7
Gen
2011

Giochi online, fisco e concorrenza

Nei giorni scorsi l’Agenzia delle Entrate si è pronunciata sull’interpello promosso da un contribuente in merito al trattamento fiscale di alcune vincite conseguite per effetto della partecipazione a giochi online.

Con il suo parere l’Agenzia ha confermato la soluzione più prevedibile: tali introiti rientrano nel campo d’applicazione dell’articolo 67, comma 1, lettera d) del TUIR, e vanno dunque indicati in dichiarazione come redditi diversi; senza – peraltro – poter dedurre le spese di produzione (cioè le puntate per la partecipazione ai concorsi), secondo il dettato dell’articolo 69, comma 1.

L’Agenzia limita, inoltre, l’ambito d’applicazione del responso ai “siti web registrati e/o con server ubicati all’estero e/o gestiti da operatori stranieri”, dal momento che gli operatori italiani sono obbligati ad esercitare la ritenuta d’imposta ex articolo 30 del D.P.R. 29 settembre 1973, n. 600.

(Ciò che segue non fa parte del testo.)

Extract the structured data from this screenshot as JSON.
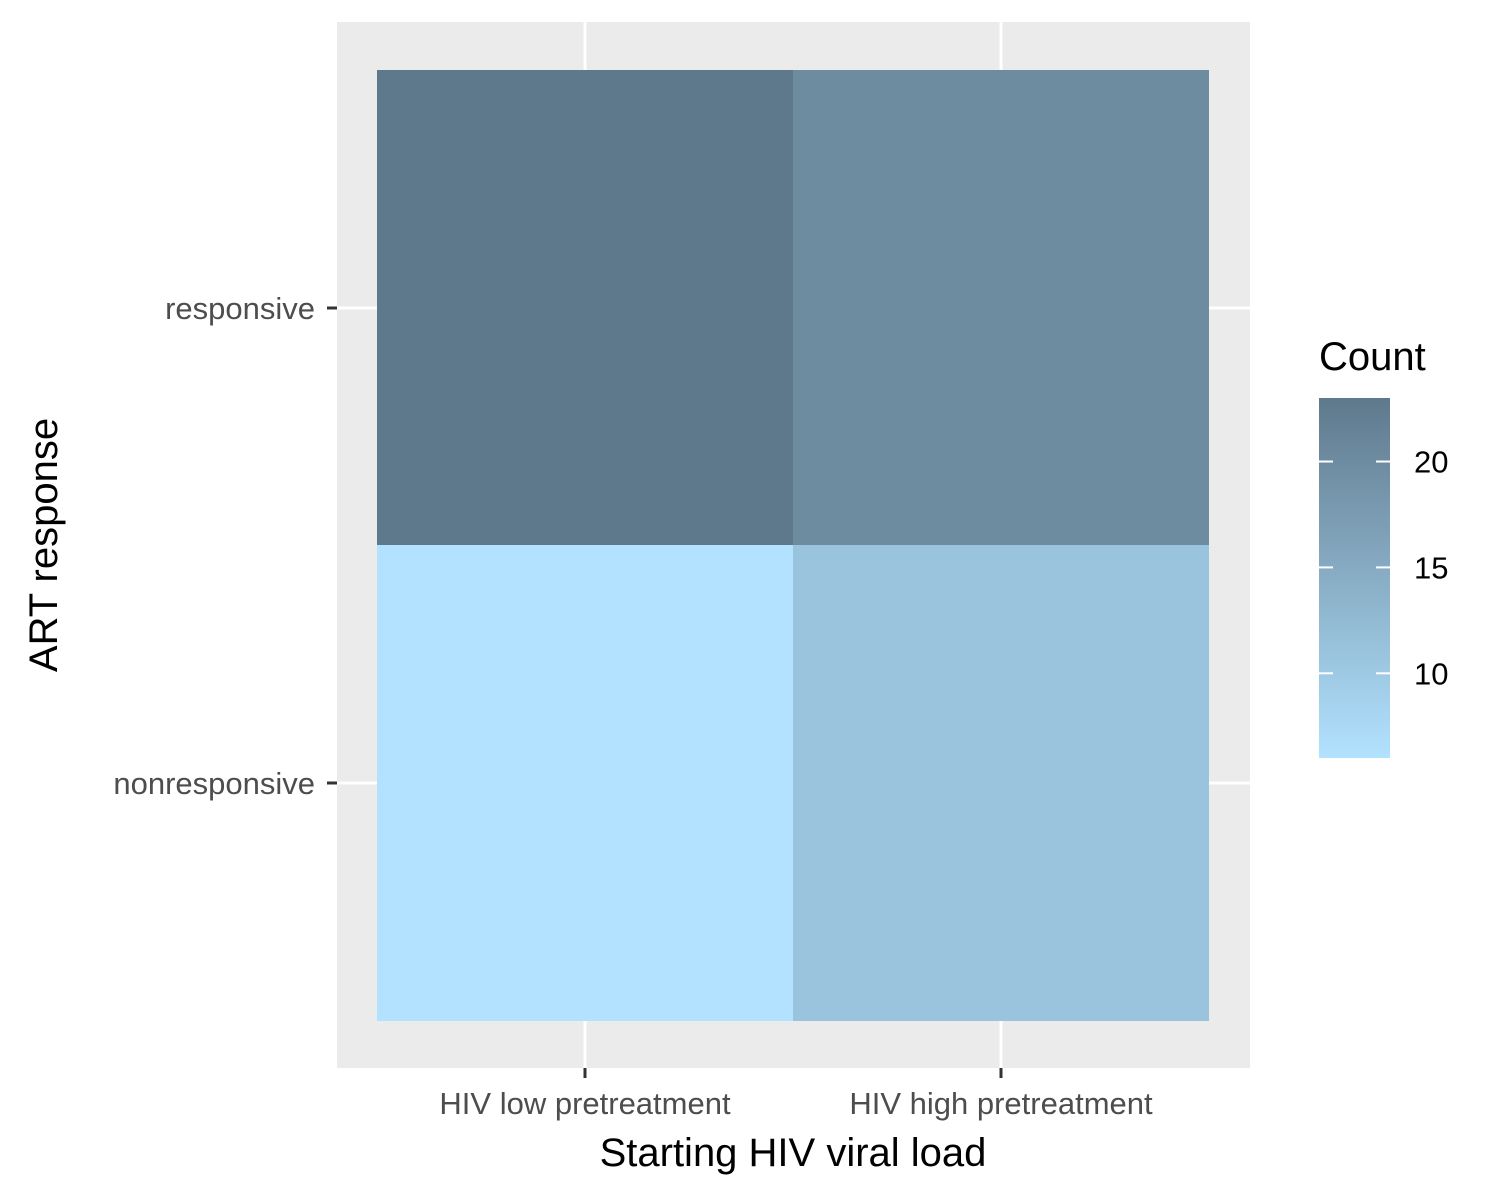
{
  "chart_data": {
    "type": "heatmap",
    "title": "",
    "xlabel": "Starting HIV viral load",
    "ylabel": "ART response",
    "x_categories": [
      "HIV low pretreatment",
      "HIV high pretreatment"
    ],
    "y_categories": [
      "nonresponsive",
      "responsive"
    ],
    "cells": [
      {
        "x": "HIV low pretreatment",
        "y": "responsive",
        "value": 23
      },
      {
        "x": "HIV high pretreatment",
        "y": "responsive",
        "value": 20
      },
      {
        "x": "HIV low pretreatment",
        "y": "nonresponsive",
        "value": 6
      },
      {
        "x": "HIV high pretreatment",
        "y": "nonresponsive",
        "value": 11
      }
    ],
    "legend": {
      "title": "Count",
      "ticks": [
        10,
        15,
        20
      ],
      "range": [
        6,
        23
      ],
      "low_color": "#b2e2ff",
      "high_color": "#5f798c",
      "placement": "right"
    },
    "grid": true,
    "panel_background": "#ebebeb",
    "grid_color": "#ffffff"
  }
}
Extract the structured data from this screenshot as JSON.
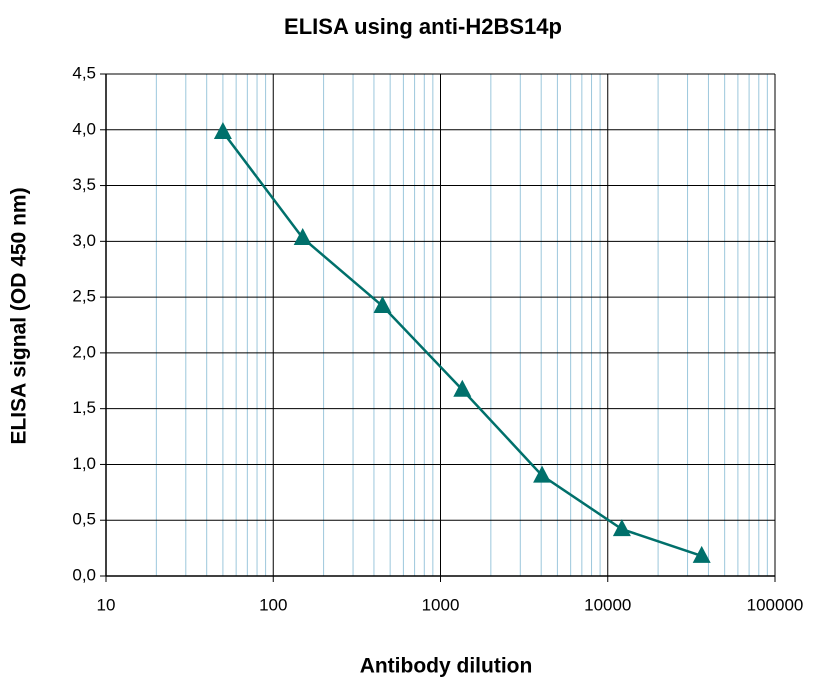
{
  "chart_data": {
    "type": "line",
    "title": "ELISA using anti-H2BS14p",
    "x_label": "Antibody dilution",
    "y_label": "ELISA signal (OD 450 nm)",
    "x_scale": "log",
    "grid": true,
    "minor_grid": true,
    "series": [
      {
        "name": "anti-H2BS14p",
        "color": "#00706b",
        "x": [
          50,
          150,
          450,
          1350,
          4050,
          12150,
          36450
        ],
        "values": [
          3.98,
          3.03,
          2.42,
          1.67,
          0.9,
          0.42,
          0.18
        ]
      }
    ],
    "xlim": [
      10,
      100000
    ],
    "xticks": [
      10,
      100,
      1000,
      10000,
      100000
    ],
    "ylim": [
      0,
      4.5
    ],
    "yticks": [
      {
        "value": 0,
        "label": "0,0"
      },
      {
        "value": 0.5,
        "label": "0,5"
      },
      {
        "value": 1,
        "label": "1,0"
      },
      {
        "value": 1.5,
        "label": "1,5"
      },
      {
        "value": 2,
        "label": "2,0"
      },
      {
        "value": 2.5,
        "label": "2,5"
      },
      {
        "value": 3,
        "label": "3,0"
      },
      {
        "value": 3.5,
        "label": "3,5"
      },
      {
        "value": 4,
        "label": "4,0"
      },
      {
        "value": 4.5,
        "label": "4,5"
      }
    ]
  }
}
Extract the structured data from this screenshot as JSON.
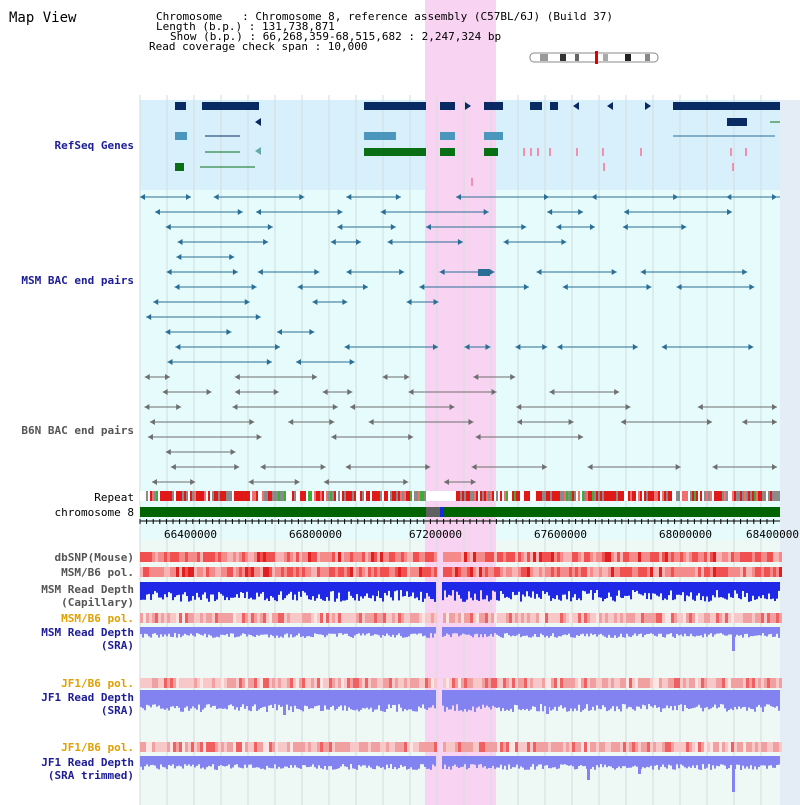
{
  "panel_title": "Map View",
  "info": {
    "line1": "Chromosome   : Chromosome 8, reference assembly (C57BL/6J) (Build 37)",
    "line2": "Length (b.p.) : 131,738,871",
    "line3": "Show (b.p.) : 66,268,359-68,515,682 : 2,247,324 bp",
    "line4": "Read coverage check span : 10,000"
  },
  "tracks": {
    "refseq": "RefSeq Genes",
    "msm_bac": "MSM BAC end pairs",
    "b6n_bac": "B6N BAC end pairs",
    "repeat": "Repeat",
    "chromosome": "chromosome 8",
    "dbsnp": "dbSNP(Mouse)",
    "msm_b6_pol_1": "MSM/B6 pol.",
    "msm_read_depth_cap_1": "MSM Read Depth",
    "msm_read_depth_cap_2": "(Capillary)",
    "msm_b6_pol_2": "MSM/B6 pol.",
    "msm_read_depth_sra_1": "MSM Read Depth",
    "msm_read_depth_sra_2": "(SRA)",
    "jf1_b6_pol_1": "JF1/B6 pol.",
    "jf1_read_depth_sra_1": "JF1 Read Depth",
    "jf1_read_depth_sra_2": "(SRA)",
    "jf1_b6_pol_2": "JF1/B6 pol.",
    "jf1_read_depth_trim_1": "JF1 Read Depth",
    "jf1_read_depth_trim_2": "(SRA trimmed)"
  },
  "axis_ticks": [
    "66400000",
    "66800000",
    "67200000",
    "67600000",
    "68000000",
    "68400000"
  ],
  "colors": {
    "highlight": "#f8d4f2",
    "refseq_bg": "#d8f0fc",
    "gene_dark": "#0a2a64",
    "gene_mid": "#4a96bc",
    "gene_green": "#0a6e14",
    "bac_line": "#2a6e96",
    "b6n_line": "#6e6e6e",
    "chromosome_bar": "#006400",
    "read_depth_blue": "#1e28e6",
    "read_depth_violet": "#8282f0"
  }
}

A ben guardare, il motivo d’interesse del parere non risiede nella riaffermazione di una disciplina che (pur con qualche eccessiva rigidità: le previsioni sul monitoraggio dei conti di gioco) discende in maniera piuttosto lineare dai principi della materia, bensì nella certificazione di una netta distinzione tra gli operatori stabiliti in Italia e quelli che – pur licenziati dall’AAMS – operano dall’estero.

Se è vero che ai primi s’impone l’onere della ritenuta, da cui i secondi sono esenti, si deve pur considerare l’effetto che il chiarimento dell’Agenzia delle Entrate potrà ingenerare presso la platea dei giocatori. Va, inoltre, ricordato che le vincite presso siti esteri sono assoggettate all’aliquota marginale IRPEF, che può raggiungere il 43%, mentre la ritenuta d’imposta è limitata al 25%. In altre parole, il quadro di riferimento rende più laborioso e meno remunerativo giocare attraverso i servizi di operatori stranieri.

Un simile effetto distorsivo discende da un’altra norma di recente approvazione. Ai sensi dell’articolo 1, comma 71 della legge 13 dicembre 2010, n. 220 (Legge di stabilità 2011), “i concessionari abilitati alla raccolta delle scommesse sportive a quota fissa che abbiano conseguito per tale gioco percentuali di restituzione in vincite inferiori all’80 per cento sono tenuti a versare all’erario il 20 per cento della differenza lorda così maturata”, con effetti di controversa quantificazione e, soprattutto, con l’incongura intromissione dello stato che – nell’imporsi come socio occulto senza accollarsi i rischi del banco – introduce a carico del settore un ingiustificato elemento di disparità.

Il mercato del gioco online è rilevante ed in continua espansione, con un fatturato triplicato in due anni, da 1,5 miliardi nel 2008 a quasi 5 miliardi nel 2010. Il solo poker (nella versione Texas Hold’em) “in quattro anni ha raggiunto la cifra di cinque milioni di giocatori su internet“. Ben venga, dunque, l’attenzione dell’erario per un fenomeno tutt’altro che trascurabile.

A patto, però, che siano rispettate due condizioni: da un lato, è necessario resistere a tentazioni punitive od opportunistiche che potrebbero danneggiare indebitamente il settore; dall’altro, si deve preservare la neutralità tributaria, onde non compromettere la concorrenzialità – interna ed esterna – del mercato dei giochi.